Labor will move to get religious discrimination laws passed in the middle of the year, as Attorney-General Mark Dreyfus says the issue can’t be dragged out.

Apr 19, 2024, updated Apr 19, 2024
Attorney-General Mark Dreyfus. (AAP Image/Mick Tsikas)

Attorney-General Mark Dreyfus. (AAP Image/Mick Tsikas)


The government has said it won’t proceed with the legislation without support from the opposition but the attorney-general said on Friday he has had productive talks his counterpart on the opposition benches.

“We’re very happy to keep talking about this, but we can’t allow this to drag out,” he told ABC’s RN.

“Right now is a very good time for us to try and come together and legislate in a way that unites the country that protects kids and teachers and protects people of faith.

Prime Minister Anthony Albanese has cited social cohesion, which has come to the fore this week after the Sydney stabbing attacks, as the reason behind a refusal to publish a draft of the legislation.

LGBTQI advocates have been calling on Labor to publicly release the proposal for community consultation.

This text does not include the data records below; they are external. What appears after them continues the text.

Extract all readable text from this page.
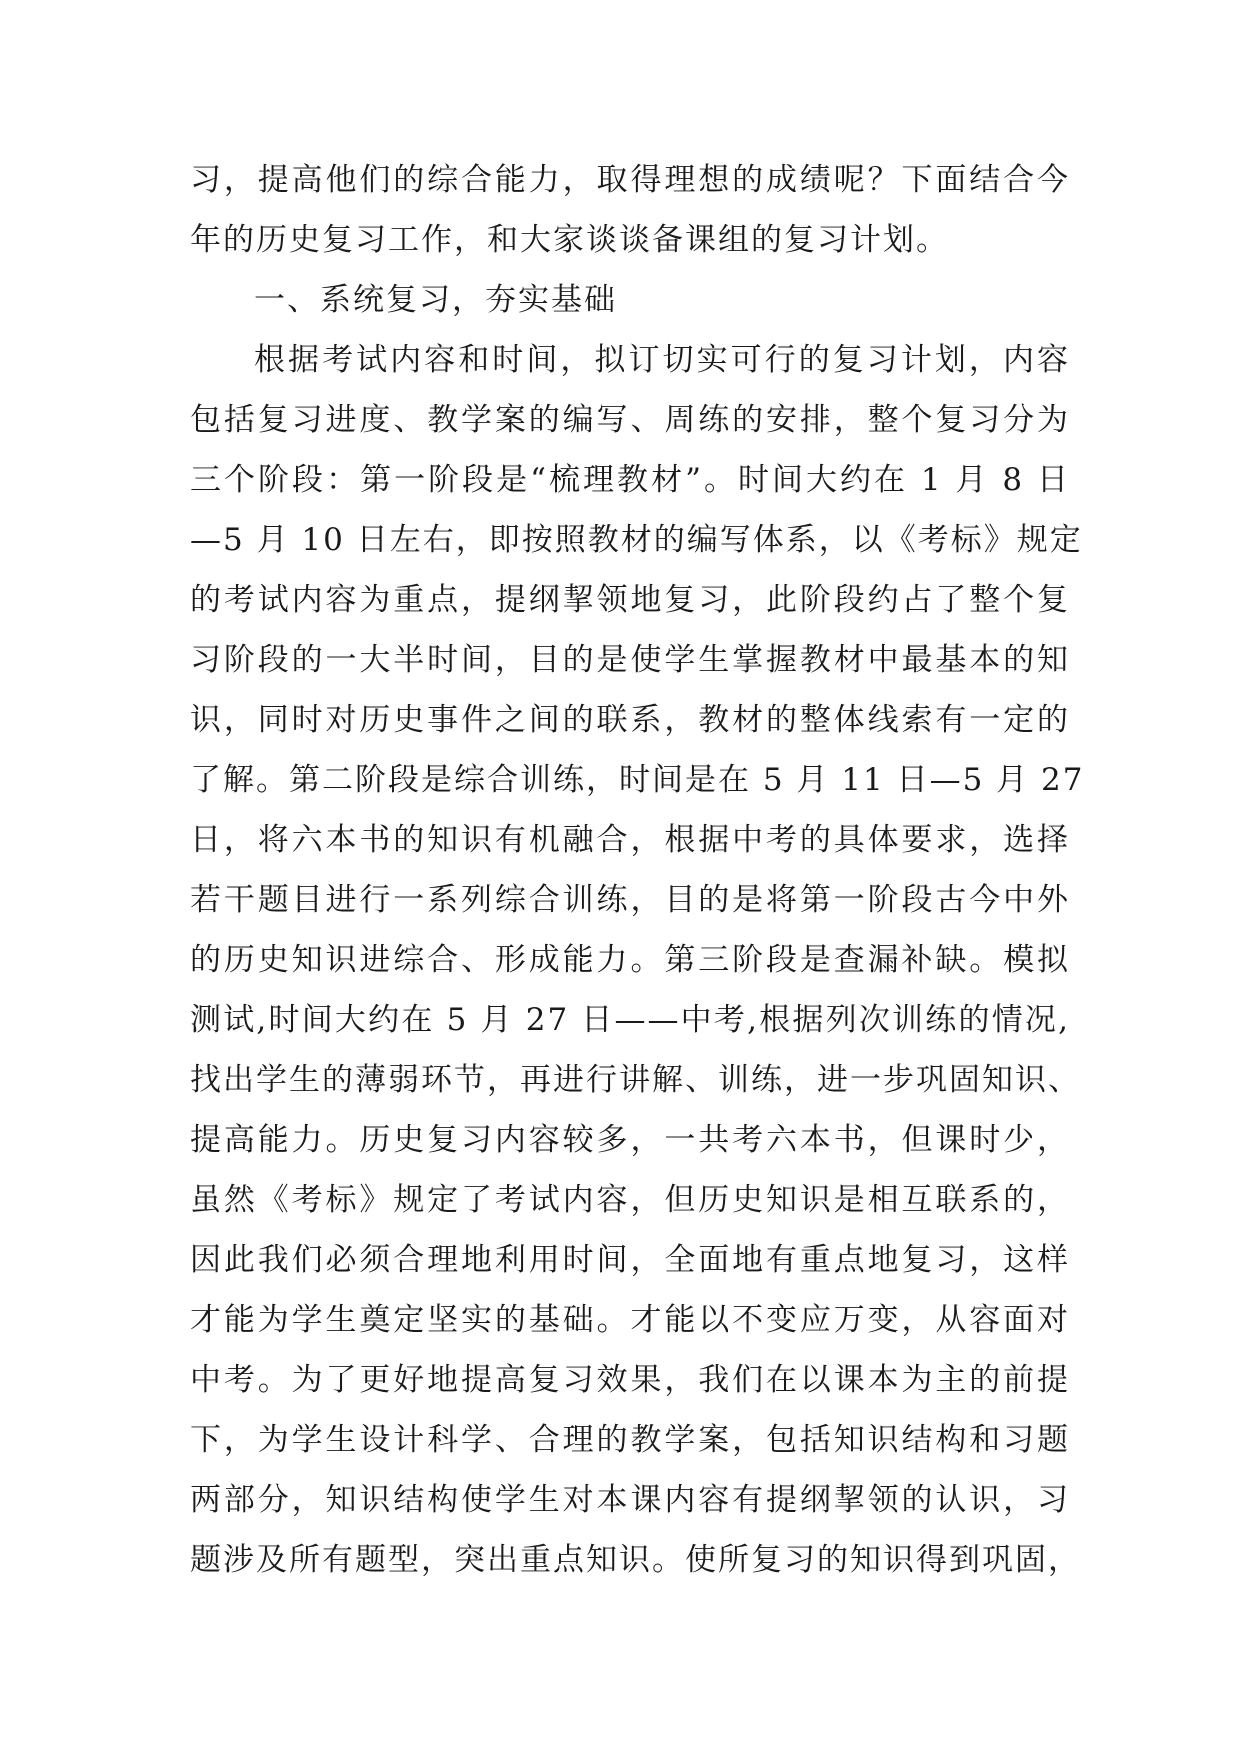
习，提高他们的综合能力，取得理想的成绩呢？下面结合今
年的历史复习工作，和大家谈谈备课组的复习计划。
一、系统复习，夯实基础
根据考试内容和时间，拟订切实可行的复习计划，内容
包括复习进度、教学案的编写、周练的安排，整个复习分为
三个阶段：第一阶段是“梳理教材”。时间大约在 1 月 8 日
—5 月 10 日左右，即按照教材的编写体系，以《考标》规定
的考试内容为重点，提纲挈领地复习，此阶段约占了整个复
习阶段的一大半时间，目的是使学生掌握教材中最基本的知
识，同时对历史事件之间的联系，教材的整体线索有一定的
了解。第二阶段是综合训练，时间是在 5 月 11 日—5 月 27
日，将六本书的知识有机融合，根据中考的具体要求，选择
若干题目进行一系列综合训练，目的是将第一阶段古今中外
的历史知识进综合、形成能力。第三阶段是查漏补缺。模拟
测试,时间大约在 5 月 27 日——中考,根据列次训练的情况,
找出学生的薄弱环节，再进行讲解、训练，进一步巩固知识、
提高能力。历史复习内容较多，一共考六本书，但课时少，
虽然《考标》规定了考试内容，但历史知识是相互联系的，
因此我们必须合理地利用时间，全面地有重点地复习，这样
才能为学生奠定坚实的基础。才能以不变应万变，从容面对
中考。为了更好地提高复习效果，我们在以课本为主的前提
下，为学生设计科学、合理的教学案，包括知识结构和习题
两部分，知识结构使学生对本课内容有提纲挈领的认识，习
题涉及所有题型，突出重点知识。使所复习的知识得到巩固，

Mr Dreyfus said he recently had a positive discussion with his opposition counterpart Michaelia Cash about the laws which would protect teachers and students from being discriminated against in schools.

“If we don’t reach an agreement that will be a matter of extreme regret for me.”

Mr Dreyfus said the government was seeking to legislate the proposal around the middle of this year, but wouldn’t confirm if it would be shelved if Labor can’t secure the support.

“This is an opportunity to unite the country and to show that consistently with long established Australian values, we can be a community that treats each other with respect,” he said.